During its 40 years of social justice action through the wars and post-conflict processes of that era, Project Counselling Service promoted and defended human rights, supporting the capacity of local Latin American organizations to respond to the needs of people and communities uprooted and otherwise affected by political violence.

In that period, PCS engaged in common cause with people in Chile, Argentina and Uruguay; in Peru, Colombia and the Andean region; in Guatemala, El Salvador, Nicaragua, and throughout Central America. PCS placed a special emphasis on the leadership and capacities of women—who, along with their children, constituted a majority of uprooted population. PCS later accompanied victims of the violence as they began the slow work of reconstruction, including their active participation in the post-war truth commissions.

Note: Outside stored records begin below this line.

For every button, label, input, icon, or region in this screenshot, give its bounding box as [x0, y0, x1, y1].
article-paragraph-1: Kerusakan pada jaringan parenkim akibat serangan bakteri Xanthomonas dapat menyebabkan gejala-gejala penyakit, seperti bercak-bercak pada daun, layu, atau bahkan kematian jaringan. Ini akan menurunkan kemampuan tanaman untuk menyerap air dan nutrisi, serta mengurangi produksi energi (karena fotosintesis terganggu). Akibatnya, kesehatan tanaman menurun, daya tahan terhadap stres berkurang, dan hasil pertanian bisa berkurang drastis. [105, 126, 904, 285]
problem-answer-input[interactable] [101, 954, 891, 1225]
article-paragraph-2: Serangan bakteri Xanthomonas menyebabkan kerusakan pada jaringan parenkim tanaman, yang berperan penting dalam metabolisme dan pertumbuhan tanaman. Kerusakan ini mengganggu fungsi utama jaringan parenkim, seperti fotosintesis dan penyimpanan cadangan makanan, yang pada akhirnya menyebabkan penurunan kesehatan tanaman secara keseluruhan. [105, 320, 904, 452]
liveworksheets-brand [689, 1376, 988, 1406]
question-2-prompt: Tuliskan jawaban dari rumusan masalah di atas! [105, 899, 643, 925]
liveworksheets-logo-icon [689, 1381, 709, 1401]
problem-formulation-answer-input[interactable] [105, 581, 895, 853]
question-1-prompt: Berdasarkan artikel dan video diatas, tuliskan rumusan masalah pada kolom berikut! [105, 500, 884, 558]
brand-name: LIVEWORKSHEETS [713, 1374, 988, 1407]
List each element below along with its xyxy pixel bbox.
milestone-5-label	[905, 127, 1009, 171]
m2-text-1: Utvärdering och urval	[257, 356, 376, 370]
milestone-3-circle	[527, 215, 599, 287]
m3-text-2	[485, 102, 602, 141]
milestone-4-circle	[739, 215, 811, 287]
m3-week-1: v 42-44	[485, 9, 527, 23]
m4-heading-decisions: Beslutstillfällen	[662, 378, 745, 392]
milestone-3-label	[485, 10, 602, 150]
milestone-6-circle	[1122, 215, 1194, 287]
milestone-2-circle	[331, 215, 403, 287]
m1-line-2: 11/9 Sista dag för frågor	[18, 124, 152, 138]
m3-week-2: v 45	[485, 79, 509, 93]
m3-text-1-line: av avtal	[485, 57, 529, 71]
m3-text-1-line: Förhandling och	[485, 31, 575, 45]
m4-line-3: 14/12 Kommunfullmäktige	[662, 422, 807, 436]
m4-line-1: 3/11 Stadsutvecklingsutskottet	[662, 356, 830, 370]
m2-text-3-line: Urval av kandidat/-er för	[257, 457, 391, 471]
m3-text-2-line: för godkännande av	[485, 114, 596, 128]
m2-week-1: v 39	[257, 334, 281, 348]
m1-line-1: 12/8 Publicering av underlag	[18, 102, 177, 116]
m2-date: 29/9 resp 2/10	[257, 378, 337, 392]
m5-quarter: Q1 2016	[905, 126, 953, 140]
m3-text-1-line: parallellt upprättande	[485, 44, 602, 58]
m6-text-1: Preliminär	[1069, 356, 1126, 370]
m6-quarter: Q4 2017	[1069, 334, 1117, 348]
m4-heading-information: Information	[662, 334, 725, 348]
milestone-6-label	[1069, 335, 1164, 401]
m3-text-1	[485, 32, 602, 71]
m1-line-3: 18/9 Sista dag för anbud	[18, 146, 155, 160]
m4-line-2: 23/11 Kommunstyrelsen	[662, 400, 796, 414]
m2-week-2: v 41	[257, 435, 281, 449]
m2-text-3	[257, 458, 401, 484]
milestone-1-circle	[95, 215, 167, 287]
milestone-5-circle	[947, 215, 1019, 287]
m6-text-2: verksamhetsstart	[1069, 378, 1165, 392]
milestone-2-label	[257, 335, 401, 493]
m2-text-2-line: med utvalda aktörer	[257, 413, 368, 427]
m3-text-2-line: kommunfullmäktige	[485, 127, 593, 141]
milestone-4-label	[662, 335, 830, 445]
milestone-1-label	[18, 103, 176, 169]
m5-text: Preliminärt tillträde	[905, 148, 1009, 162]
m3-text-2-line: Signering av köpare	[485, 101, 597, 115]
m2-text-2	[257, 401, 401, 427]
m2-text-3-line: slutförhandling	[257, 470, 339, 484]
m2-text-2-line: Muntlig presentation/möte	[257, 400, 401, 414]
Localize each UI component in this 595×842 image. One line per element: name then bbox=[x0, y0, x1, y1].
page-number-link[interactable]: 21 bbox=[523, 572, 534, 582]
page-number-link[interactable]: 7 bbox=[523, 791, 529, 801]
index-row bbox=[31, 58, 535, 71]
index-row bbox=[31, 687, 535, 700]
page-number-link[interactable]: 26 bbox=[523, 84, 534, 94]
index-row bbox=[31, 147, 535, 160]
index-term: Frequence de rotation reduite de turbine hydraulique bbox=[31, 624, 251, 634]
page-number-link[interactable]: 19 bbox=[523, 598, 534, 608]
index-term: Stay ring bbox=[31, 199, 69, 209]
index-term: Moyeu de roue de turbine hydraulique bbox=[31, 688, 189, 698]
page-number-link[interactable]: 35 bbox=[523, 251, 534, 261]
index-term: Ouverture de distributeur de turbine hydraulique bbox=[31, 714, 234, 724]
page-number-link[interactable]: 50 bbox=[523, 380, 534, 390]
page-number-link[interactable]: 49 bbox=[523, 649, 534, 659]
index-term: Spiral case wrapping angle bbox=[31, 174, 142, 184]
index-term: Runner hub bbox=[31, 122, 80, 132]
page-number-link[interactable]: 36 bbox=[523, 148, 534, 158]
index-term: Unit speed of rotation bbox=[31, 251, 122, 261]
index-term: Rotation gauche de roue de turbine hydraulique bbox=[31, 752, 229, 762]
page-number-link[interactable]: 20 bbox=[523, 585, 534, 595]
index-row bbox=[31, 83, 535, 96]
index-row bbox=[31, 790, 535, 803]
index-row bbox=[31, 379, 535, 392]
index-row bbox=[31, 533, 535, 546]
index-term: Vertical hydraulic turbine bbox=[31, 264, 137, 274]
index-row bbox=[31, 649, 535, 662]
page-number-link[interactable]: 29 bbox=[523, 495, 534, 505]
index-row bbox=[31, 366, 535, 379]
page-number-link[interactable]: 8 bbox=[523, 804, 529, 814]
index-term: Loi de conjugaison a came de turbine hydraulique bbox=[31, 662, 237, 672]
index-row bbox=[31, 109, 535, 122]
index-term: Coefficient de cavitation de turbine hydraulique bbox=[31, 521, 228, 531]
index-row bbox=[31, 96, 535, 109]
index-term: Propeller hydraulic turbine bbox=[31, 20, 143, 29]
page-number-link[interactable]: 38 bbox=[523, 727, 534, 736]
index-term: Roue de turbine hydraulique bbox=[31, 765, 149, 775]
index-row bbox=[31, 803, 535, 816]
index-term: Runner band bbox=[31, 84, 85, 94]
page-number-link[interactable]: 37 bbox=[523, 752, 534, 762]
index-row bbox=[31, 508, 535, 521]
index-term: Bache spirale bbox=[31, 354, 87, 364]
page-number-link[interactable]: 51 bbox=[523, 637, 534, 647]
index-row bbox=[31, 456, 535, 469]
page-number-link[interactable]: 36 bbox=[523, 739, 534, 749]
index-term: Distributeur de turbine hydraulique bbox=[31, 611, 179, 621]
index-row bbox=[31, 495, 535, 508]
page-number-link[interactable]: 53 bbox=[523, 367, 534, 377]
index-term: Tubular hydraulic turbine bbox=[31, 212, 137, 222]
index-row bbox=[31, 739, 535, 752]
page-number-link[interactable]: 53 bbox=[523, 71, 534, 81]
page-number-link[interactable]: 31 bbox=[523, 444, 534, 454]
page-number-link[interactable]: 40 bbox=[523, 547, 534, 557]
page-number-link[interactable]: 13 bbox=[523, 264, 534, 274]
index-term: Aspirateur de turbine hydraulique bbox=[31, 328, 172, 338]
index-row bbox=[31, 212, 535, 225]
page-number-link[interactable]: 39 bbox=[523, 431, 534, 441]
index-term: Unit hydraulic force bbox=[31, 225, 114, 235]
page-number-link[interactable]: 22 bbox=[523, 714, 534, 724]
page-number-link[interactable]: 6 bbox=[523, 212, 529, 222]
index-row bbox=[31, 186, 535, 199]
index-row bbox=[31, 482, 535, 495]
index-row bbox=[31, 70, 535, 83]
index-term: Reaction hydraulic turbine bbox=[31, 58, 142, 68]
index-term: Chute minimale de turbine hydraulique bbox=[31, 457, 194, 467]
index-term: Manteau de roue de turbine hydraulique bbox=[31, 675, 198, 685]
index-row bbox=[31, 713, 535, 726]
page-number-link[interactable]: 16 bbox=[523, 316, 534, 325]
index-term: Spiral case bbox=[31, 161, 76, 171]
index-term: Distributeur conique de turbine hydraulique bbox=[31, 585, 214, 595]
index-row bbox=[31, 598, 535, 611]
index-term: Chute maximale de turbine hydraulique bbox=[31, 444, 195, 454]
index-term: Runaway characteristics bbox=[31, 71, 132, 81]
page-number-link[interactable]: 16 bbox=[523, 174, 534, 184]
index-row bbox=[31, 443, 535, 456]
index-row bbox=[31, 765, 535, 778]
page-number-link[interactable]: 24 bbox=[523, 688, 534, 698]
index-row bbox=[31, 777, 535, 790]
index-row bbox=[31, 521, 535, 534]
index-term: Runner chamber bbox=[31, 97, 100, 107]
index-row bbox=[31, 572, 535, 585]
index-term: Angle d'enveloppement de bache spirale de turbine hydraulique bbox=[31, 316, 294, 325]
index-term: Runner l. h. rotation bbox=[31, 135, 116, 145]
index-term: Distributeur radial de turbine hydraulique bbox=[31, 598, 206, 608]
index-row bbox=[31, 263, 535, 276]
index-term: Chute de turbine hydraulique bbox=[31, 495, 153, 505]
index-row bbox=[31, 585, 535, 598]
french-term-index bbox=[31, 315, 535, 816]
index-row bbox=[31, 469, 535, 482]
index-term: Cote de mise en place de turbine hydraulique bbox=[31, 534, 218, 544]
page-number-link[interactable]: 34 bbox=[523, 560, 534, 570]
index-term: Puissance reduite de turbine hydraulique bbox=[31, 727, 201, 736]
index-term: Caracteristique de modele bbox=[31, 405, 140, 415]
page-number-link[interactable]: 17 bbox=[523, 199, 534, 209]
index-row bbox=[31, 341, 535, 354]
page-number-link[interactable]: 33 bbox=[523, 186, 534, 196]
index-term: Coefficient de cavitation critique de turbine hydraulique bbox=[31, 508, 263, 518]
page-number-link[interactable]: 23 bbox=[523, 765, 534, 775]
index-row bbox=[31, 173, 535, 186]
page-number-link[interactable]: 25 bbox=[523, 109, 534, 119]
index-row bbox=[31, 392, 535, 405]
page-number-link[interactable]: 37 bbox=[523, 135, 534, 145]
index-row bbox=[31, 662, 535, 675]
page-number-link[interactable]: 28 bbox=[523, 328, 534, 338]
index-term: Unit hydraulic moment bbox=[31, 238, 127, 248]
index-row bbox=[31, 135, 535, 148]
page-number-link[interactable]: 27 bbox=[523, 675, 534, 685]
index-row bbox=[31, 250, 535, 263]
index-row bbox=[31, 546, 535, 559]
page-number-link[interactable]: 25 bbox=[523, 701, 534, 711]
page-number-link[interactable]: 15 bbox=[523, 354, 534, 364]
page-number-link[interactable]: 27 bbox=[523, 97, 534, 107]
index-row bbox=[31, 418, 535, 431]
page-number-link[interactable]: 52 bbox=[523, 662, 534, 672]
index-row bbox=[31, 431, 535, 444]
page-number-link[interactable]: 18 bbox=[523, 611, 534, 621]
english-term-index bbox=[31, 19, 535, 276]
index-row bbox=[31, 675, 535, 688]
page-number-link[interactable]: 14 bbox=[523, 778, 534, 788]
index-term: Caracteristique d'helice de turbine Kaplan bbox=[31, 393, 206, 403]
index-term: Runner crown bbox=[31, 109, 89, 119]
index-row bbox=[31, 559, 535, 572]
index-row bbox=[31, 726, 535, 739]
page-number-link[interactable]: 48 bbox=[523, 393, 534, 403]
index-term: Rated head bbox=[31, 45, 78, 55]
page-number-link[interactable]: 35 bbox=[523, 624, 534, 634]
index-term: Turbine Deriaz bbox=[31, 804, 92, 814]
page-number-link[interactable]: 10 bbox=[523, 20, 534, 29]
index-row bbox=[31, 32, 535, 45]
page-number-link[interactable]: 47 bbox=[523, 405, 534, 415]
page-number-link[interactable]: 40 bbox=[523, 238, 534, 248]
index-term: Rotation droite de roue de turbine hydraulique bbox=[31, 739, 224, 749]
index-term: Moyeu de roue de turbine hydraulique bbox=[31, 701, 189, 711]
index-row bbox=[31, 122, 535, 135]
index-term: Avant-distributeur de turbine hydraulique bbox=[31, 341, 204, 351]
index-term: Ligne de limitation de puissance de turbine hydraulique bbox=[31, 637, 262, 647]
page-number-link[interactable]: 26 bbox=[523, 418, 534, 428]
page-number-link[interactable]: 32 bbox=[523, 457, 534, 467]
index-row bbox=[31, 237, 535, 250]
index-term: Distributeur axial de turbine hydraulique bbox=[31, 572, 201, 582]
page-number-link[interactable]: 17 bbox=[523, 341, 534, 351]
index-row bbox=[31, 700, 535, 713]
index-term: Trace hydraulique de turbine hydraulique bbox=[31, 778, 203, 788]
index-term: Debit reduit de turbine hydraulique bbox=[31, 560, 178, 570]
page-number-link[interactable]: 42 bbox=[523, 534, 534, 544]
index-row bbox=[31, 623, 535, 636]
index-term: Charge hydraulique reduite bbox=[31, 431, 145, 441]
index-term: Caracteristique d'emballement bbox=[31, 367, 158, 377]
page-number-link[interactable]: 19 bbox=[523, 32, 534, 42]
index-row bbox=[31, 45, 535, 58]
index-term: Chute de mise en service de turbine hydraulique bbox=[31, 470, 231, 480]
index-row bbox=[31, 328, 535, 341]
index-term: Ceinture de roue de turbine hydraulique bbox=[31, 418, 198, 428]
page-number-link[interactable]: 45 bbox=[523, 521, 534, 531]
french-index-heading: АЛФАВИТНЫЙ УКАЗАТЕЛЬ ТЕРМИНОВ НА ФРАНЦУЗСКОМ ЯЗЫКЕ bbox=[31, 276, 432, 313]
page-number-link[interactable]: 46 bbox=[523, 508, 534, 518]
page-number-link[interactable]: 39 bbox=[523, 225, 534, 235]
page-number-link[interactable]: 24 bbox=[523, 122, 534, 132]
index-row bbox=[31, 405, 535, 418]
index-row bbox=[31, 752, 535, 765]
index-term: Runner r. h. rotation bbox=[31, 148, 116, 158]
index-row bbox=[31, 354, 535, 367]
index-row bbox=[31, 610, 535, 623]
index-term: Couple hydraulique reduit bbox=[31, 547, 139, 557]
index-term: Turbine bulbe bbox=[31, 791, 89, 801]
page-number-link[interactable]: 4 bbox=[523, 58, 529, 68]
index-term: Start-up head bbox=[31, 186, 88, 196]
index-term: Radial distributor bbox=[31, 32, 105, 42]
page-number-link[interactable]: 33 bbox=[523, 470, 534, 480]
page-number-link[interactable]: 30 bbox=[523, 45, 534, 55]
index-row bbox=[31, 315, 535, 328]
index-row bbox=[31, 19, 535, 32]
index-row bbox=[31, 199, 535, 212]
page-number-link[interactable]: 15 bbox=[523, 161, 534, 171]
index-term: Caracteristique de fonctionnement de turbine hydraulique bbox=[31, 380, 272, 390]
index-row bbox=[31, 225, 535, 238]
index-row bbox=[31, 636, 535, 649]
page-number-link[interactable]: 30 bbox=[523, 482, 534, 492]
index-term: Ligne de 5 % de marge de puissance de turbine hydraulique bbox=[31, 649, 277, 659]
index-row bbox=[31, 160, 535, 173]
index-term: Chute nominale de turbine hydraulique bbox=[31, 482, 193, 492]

PCS was created at a special time and moment in international cooperation and social solidarity. Through the voices of those involved in the processes that Project Counselling Service accompanied, PCS in Latin America describes a time and an ethos when people—South and North—organized together in a broad and deep social project supported by people and their governments from around the world, with a recognition that development was about political, social and cultural inclusion as much as material well-being.

 

As the space for civil society – in Latin America and around the world – closes once more, the stories and the lessons of PCS and the courageous people with whom it worked, are as relevant today as ever.